I am confident that the committee will be able to amiably resolve all 205 comments and we can then send the edited version off to Switzerland to become a published ISO standard. 

If the French would have stuck with their negative vote, then we would have to do pretty much the same thing except wait for two months after the edited document is produced and then sent out as a Final Draft International Standard (FDIS). Then the votes would be either thumbs up or thumbs down with no edits possible. Seems like a wasted 2 months in any case, but now we will not have to do that.  Thanks to the French!

Wish me luck next week.

Contact: jking@adobe.com

 


December 15, 2007

ZIP Archives and Portable Directories

This is a topic that is dear to my heart and I would love to spur some interest in creating an open source project or something like that. Since about 1999 I have been talking to my colleagues about a concept that I call "portable directories."  It is a simple idea once you "get it." 

File systems, organized around the notion of directories or folders in which to collect files and other directories, have been the staple for how we save computer material on our hard drives, data CDs and DVDs, etc. I suppose it had its invention from an analogy with a file cabinet, but on the computer we can nest folders inside folders to any depth, something hard to do with real physical folders.

We have also used another concept that is almost the opposite: we have used a single file to hold all of the varied content needed, for example, to hold a presentation document like PDF, DOC, PPT or AI. Each software application goes to some trouble to figure out how to stuff a wide variety of material into a single file so that users can have self contained documents. Some of these file format that are "native" to particular applications are sophisticated data bases and support random access within the file so the whole file does not have to be digested at once.

I have long believed that a single file would not be the first choice of a product designer, but we are forced to that because of the extreme ease with which our product's users can then deal with documents. I have long believed that developers would have naturally used a directory structure to save the varied parts of a complex application file were it not for that.

So the simple notion of a "portable" directory is to have our cake and eat it two. What if I were to give you a software library that implemented a complete file system using a single file as its storage area instead of the underlying hard disk.  Just one file. Then the developer could use that library and work in a normal directory structure and yet the user would only see one file.  That's it!

Now this is not a new idea and it isn't so original with me. The NeXT machine accomplished the same idea but rather the other way around. It had a binary bit that you could set in a directory that basically said not to expand the contents when displaying this to the user but treat it as a simple file. This is a great way to get the portable directory idea, except you have to convince each operating system to support it.
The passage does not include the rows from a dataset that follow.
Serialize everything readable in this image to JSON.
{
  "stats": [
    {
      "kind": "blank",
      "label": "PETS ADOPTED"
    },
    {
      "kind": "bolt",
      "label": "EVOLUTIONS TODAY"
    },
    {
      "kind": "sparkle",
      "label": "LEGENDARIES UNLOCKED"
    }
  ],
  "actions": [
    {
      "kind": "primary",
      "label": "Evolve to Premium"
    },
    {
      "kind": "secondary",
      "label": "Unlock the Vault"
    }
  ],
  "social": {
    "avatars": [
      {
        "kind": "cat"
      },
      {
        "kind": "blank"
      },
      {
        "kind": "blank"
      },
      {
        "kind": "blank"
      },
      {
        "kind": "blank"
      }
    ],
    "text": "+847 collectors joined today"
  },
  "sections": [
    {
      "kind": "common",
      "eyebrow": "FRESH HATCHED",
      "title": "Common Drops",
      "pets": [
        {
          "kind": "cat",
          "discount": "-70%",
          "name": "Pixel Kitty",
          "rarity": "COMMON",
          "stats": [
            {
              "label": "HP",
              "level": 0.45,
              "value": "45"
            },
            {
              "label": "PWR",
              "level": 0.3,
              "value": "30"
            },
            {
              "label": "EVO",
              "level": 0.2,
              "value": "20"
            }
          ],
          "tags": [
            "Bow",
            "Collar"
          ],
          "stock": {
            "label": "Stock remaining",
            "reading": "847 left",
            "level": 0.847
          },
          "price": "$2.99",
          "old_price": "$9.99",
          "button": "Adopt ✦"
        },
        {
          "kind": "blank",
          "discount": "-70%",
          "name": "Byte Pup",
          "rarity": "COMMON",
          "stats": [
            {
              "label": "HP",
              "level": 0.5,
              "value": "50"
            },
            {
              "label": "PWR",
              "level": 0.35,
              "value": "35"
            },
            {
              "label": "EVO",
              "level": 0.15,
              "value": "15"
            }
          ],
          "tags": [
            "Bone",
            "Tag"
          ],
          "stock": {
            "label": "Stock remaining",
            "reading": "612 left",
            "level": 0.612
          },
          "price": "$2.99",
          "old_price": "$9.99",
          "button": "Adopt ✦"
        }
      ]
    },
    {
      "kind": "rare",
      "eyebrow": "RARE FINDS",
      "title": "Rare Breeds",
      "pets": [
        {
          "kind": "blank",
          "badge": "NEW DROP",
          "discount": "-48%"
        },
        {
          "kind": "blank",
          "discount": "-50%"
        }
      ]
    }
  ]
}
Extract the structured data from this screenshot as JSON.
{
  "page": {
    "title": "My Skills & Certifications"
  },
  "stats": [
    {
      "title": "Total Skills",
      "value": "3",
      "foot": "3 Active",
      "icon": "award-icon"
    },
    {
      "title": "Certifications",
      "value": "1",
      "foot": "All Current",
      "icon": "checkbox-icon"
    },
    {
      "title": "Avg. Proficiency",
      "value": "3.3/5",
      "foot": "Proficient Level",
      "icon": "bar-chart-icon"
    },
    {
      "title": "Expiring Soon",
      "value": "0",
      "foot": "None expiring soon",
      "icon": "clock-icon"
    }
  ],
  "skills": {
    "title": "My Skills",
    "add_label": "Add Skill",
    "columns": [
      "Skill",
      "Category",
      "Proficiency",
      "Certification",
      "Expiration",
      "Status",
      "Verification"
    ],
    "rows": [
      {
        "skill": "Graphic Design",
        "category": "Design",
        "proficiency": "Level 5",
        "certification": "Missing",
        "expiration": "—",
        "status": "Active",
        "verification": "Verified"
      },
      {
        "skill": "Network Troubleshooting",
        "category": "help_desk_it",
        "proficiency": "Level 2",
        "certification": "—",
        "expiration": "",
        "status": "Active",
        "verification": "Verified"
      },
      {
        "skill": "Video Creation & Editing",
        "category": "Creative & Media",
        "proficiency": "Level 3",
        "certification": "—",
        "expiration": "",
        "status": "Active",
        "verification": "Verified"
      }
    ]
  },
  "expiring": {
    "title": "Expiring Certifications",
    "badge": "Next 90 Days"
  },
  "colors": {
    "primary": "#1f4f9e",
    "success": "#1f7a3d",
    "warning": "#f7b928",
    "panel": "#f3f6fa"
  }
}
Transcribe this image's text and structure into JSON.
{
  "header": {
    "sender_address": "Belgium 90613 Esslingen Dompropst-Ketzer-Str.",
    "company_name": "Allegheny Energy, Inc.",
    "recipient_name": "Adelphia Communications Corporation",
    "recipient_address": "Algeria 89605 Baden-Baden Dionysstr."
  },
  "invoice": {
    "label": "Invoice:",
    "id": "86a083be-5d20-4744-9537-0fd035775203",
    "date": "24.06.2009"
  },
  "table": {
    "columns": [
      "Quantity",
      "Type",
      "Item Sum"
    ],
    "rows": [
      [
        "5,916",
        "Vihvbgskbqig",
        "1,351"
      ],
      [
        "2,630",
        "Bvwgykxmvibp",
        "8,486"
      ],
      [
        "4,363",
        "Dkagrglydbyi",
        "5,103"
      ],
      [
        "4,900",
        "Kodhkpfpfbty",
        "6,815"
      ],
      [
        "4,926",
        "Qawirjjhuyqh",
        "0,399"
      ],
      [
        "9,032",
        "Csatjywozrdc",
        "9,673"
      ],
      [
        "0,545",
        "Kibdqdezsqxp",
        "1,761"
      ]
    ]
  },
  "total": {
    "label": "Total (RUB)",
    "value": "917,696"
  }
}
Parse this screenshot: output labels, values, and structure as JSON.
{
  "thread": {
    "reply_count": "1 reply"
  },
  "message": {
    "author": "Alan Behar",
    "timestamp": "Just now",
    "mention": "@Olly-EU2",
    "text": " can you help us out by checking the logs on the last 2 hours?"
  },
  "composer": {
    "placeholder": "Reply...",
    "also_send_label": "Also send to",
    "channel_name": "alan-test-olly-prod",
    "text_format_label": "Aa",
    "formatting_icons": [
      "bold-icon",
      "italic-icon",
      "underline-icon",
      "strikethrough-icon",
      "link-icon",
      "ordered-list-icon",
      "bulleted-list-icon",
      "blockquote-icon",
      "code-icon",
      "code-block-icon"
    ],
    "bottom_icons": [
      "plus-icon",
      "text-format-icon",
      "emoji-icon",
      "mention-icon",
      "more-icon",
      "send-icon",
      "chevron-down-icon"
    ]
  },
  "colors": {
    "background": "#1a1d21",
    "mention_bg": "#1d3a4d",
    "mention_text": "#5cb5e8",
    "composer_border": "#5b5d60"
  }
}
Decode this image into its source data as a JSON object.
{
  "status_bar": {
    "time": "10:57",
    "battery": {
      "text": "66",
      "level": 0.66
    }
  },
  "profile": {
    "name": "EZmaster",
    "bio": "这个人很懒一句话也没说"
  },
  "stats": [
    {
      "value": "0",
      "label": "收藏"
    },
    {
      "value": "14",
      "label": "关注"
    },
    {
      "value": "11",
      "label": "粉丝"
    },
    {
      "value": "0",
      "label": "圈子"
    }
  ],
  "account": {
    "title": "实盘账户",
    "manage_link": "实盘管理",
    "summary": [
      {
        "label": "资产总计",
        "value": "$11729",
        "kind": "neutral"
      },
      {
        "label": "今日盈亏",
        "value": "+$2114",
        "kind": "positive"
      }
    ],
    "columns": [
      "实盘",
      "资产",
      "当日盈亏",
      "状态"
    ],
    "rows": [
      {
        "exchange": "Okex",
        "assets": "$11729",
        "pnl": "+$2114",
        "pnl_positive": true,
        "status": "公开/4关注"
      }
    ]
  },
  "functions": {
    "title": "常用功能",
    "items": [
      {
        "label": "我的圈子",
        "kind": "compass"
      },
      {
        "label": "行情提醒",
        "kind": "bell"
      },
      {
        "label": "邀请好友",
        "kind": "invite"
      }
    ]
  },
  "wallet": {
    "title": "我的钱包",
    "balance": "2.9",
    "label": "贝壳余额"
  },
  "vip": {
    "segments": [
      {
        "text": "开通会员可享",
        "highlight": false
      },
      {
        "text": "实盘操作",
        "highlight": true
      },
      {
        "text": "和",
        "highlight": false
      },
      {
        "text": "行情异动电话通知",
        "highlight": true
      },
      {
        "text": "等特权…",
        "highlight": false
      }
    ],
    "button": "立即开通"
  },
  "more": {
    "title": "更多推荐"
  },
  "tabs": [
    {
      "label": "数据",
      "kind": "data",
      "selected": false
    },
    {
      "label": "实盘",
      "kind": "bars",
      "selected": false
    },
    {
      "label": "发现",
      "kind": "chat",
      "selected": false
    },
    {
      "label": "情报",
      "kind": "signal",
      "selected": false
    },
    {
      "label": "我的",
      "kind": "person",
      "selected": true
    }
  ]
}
So I favor the simpler approach of having single files, which all OS's support, and which are easy to transport and manage.  We just invent a directory structure inside that single file using a portable directory software library.

If you consider the operations that you need from a basic file system they are naming files, maintaining a file/directory tree structure, creating file and directories, removing or erasing files or directories and managing the available storage space to reuse it when it is freed and to not have more than one thing using the same space. There are some other things like saving dates, times and size values.  And designing reliable and efficient storage management is non-trivial, but it is something the industry has been doing for about 40 years so there is a lot known about what works well and why.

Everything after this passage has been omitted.